To filter by multiple taxonomies simultaneously — say, industry and project type — collect all active filter values on the front end and pass them as separate parameters. Then build a multi-clause tax_query server-side:

$tax_query = array( 'relation' => 'AND' );

if ( ! empty( $_POST['industry'] ) && $_POST['industry'] !== 'all' ) {
    $tax_query[] = array(
        'taxonomy' => 'industry',
        'field'    => 'slug',
        'terms'    => sanitize_text_field( $_POST['industry'] ),
    );
}

if ( ! empty( $_POST['project_type'] ) && $_POST['project_type'] !== 'all' ) {
    $tax_query[] = array(
        'taxonomy' => 'project_type',
        'field'    => 'slug',
        'terms'    => sanitize_text_field( $_POST['project_type'] ),
    );
}

if ( count( $tax_query ) > 1 ) {
    $args['tax_query'] = $tax_query;
}

The 'relation' => 'AND' ensures posts must match every active filter. Switch to 'OR' if you want posts matching any selected filter instead.


Adding AJAX Pagination (Load More)

The same pattern extends to a "Load More" button.

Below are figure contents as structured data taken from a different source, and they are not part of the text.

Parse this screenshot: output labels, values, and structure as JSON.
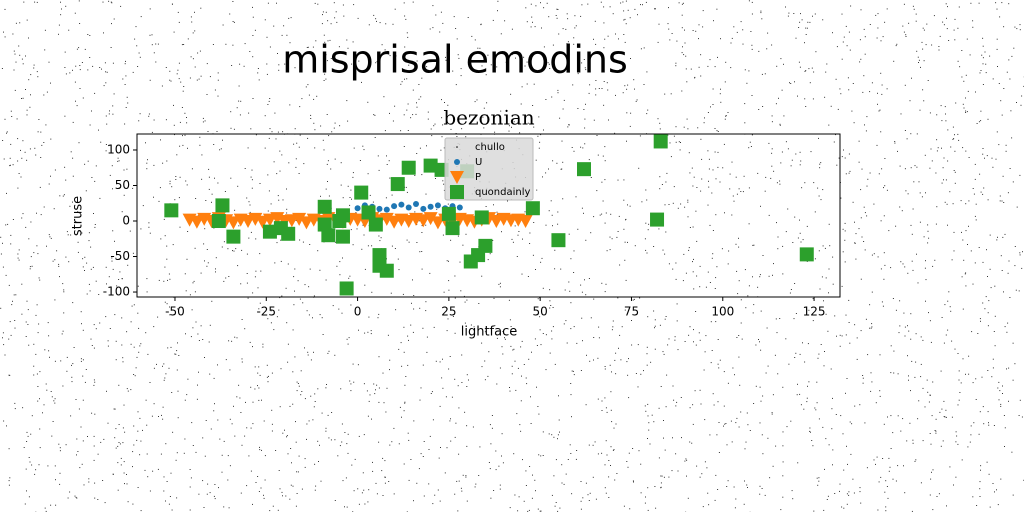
{
  "chart_data": {
    "type": "scatter",
    "title": "misprisal emodins",
    "subtitle": "bezonian",
    "x_label": "lightface",
    "y_label": "struse",
    "xlim": [
      -60.4,
      132.1
    ],
    "ylim": [
      -107,
      122.5
    ],
    "xticks": [
      -50,
      -25,
      0,
      25,
      50,
      75,
      100,
      125
    ],
    "yticks": [
      -100,
      -50,
      0,
      50,
      100
    ],
    "legend": "upper center",
    "series": [
      {
        "name": "chullo",
        "color": "#000000",
        "marker": "point",
        "x": [
          -20,
          -5,
          10,
          25,
          40
        ],
        "values": [
          5,
          10,
          -3,
          8,
          2
        ]
      },
      {
        "name": "U",
        "color": "#1f77b4",
        "marker": "circle",
        "x": [
          0,
          2,
          4,
          6,
          8,
          10,
          12,
          14,
          16,
          18,
          20,
          22,
          24,
          26,
          28
        ],
        "values": [
          18,
          22,
          20,
          17,
          16,
          21,
          23,
          19,
          24,
          17,
          20,
          22,
          18,
          21,
          19
        ]
      },
      {
        "name": "P",
        "color": "#ff7f0e",
        "marker": "triangle-down",
        "x": [
          -46,
          -44,
          -42,
          -40,
          -38,
          -36,
          -34,
          -32,
          -30,
          -28,
          -26,
          -24,
          -22,
          -20,
          -18,
          -16,
          -14,
          -12,
          -10,
          -8,
          -6,
          -4,
          -2,
          0,
          2,
          4,
          6,
          8,
          10,
          12,
          14,
          16,
          18,
          20,
          22,
          24,
          26,
          28,
          30,
          32,
          34,
          36,
          38,
          40,
          42,
          44,
          46
        ],
        "values": [
          2,
          -1,
          3,
          0,
          4,
          1,
          -2,
          2,
          0,
          3,
          -1,
          2,
          4,
          0,
          1,
          3,
          -2,
          2,
          0,
          4,
          1,
          -1,
          3,
          2,
          0,
          4,
          1,
          3,
          -1,
          2,
          0,
          3,
          1,
          4,
          -2,
          2,
          0,
          3,
          1,
          -1,
          2,
          4,
          0,
          3,
          1,
          2,
          0
        ]
      },
      {
        "name": "quondainly",
        "color": "#2ca02c",
        "marker": "square",
        "x": [
          -51,
          -37,
          -38,
          -34,
          -24,
          -21,
          -19,
          -9,
          -9,
          -8,
          -4,
          -5,
          -4,
          -3,
          1,
          3,
          5,
          6,
          6,
          8,
          11,
          14,
          20,
          23,
          25,
          26,
          30,
          31,
          33,
          34,
          35,
          48,
          55,
          62,
          82,
          83,
          123
        ],
        "values": [
          15,
          22,
          0,
          -22,
          -15,
          -10,
          -18,
          20,
          -5,
          -20,
          -22,
          0,
          8,
          -95,
          40,
          12,
          -5,
          -48,
          -63,
          -70,
          52,
          75,
          78,
          72,
          10,
          -10,
          70,
          -57,
          -48,
          5,
          -35,
          18,
          -27,
          73,
          2,
          112,
          -47
        ]
      }
    ]
  }
}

Pass a paged value from the front end, increment it on each click, and append the new results instead of replacing them:

// Server-side: add paged to the query args
$paged = isset( $_POST['page'] ) ? absint( $_POST['page'] ) : 1;
$args['paged'] = $paged;

// Front-end: append instead of replace
results.insertAdjacentHTML('beforeend', data.data.html);

Track the current page in a JavaScript variable, and hide the Load More button when $filtered_query->max_num_pages is reached — pass that value back in the JSON response so the front end knows when to stop.


Security Checklist

  • Always verify the nonce with check_ajax_referer() — never trust an unauthenticated request.
  • Sanitize every inputsanitize_text_field() for strings, absint() for numbers, before they touch the query.
  • Register both wp_ajax_ and wp_ajax_nopriv_ hooks for public filters.
  • Never pass raw user input into a query without sanitization — even though WP_Query parameterizes values, sanitizing is a non-negotiable habit.
  • Escape all output in the template part with esc_html(), esc_url(), and esc_attr().

Final Thoughts

AJAX filtering with WP_Query is a foundational front-end pattern that applies to portfolios, job boards, product catalogs, blog archives, and directory sites. Once you understand the flow — enqueue and localize, build the UI, handle the request server-side with output buffering, and swap the HTML on the front end — you can adapt it to almost any dynamic listing requirement.

Because it uses the native WordPress AJAX API and a shared template part, the result is clean, maintainable, and plugin-free. The same architecture scales from a simple three-button filter to a full multi-taxonomy faceted search with pagination.